Rand Refinery
- Industry: Metals & Mining
- Founded: 1920 in Germiston, South Africa
- Headquarters: Germiston, Gauteng, South Africa
- Key people: Praveen Baijnath (CEO)
- Products: Krugerrands
- Services: Precious metals refining and smelting
- Website: www.randrefinery.com

= Rand Refinery =

Precious metals refinery in South Africa

Rand Refinery (Pty) Limited is the world's largest integrated single-site precious metals refining and smelting complex. It was established in 1920 to refine gold within South Africa, which had previously been refined in London.

== History ==
It was established in 1920 in Germiston, South Africa, by the Chamber of Mines of South Africa to refine all the gold produced by South Africa's gold mines instead of in London.

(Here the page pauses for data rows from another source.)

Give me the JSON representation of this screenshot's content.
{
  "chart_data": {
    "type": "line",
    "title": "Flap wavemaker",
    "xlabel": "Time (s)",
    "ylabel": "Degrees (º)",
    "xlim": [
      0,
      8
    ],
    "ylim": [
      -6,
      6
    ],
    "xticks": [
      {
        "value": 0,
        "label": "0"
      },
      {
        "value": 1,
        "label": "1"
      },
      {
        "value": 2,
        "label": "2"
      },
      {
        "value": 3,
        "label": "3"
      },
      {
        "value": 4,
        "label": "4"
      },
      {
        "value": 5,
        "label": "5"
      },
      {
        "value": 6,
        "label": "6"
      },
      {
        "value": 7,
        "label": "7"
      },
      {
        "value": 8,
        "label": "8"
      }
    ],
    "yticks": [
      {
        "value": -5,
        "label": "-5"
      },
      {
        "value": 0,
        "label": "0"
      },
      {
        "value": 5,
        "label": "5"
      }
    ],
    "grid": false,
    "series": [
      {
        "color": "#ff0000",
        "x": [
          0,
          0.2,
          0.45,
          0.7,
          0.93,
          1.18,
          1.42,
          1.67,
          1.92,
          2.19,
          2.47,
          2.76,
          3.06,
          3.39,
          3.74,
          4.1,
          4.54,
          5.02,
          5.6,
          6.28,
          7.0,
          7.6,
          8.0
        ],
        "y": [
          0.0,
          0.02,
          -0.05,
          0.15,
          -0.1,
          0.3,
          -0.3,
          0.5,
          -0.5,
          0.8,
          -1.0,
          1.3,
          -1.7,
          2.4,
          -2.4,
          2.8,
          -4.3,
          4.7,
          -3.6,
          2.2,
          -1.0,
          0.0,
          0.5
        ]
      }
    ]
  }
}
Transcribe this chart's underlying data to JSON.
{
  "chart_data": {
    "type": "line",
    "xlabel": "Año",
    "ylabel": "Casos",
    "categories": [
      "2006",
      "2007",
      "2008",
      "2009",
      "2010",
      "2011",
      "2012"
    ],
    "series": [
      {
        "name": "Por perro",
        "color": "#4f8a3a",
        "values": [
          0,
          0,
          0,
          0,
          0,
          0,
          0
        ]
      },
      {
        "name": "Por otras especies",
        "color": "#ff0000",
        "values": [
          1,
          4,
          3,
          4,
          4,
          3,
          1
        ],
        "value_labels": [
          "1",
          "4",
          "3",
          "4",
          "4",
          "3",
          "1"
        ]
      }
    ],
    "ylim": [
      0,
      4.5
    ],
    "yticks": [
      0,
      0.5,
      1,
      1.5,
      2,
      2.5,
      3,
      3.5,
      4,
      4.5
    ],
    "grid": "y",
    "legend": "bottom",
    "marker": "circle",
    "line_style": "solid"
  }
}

As of 1919, the Bank of England would receive consignments of raw gold from the producers and issue it to individual refineries, refined and then returned to the Bank for sale, and the hope was that after the Rand Refinery was built, the gold industry would still be financed in London and that the refined gold would be sold in the latter. On 27 November 1920, Rand Refinery Ltd was registered as a private company, the capital raised from shares of gold mining companies that were members of the Chamber of Mines. The building of the facilities commenced in August 1920. Low-quality ingots would be received from the gold mines and then refined to 99.6% purity and then sold to the South African Reserve Bank for sale around the world on the London and Zurich bullion markets. By 1922, the supply of gold to London was almost nonexistent and impacted the two major UK refiners, Johnson Matthey and Rothschild. Rand Refinery is one of five companies accredited as Good Delivery Referees by London Bullion Market Association (LBMA).

== Products ==
In recent years, Rand Refinery has evolved from a pure refiner of doré to a more rounded company emphasizing beneficiation. It facilitates a wide range of value-added products, including:

- cast bars
- minted bars
- minted coins
- coin blanks and medallions
- semi-fabricated products for the jewellery manufacturing industry

By law, the South African Mint Company is the only company allowed to manufacture South African legal tender coins such as the world-famous Krugerrand. Rand Refinery supplies all the gold used to manufacture the coins. It has been appointed the sole supplier of bullion Krugerrands to primary distributors both locally and internationally.

In addition to its smelting and refining services, Rand Refinery offers metallurgical, logistics, and vault services. It acts as an agent for its precious metal depositing customers, and its global market business unit markets all the precious metal produced by the refinery.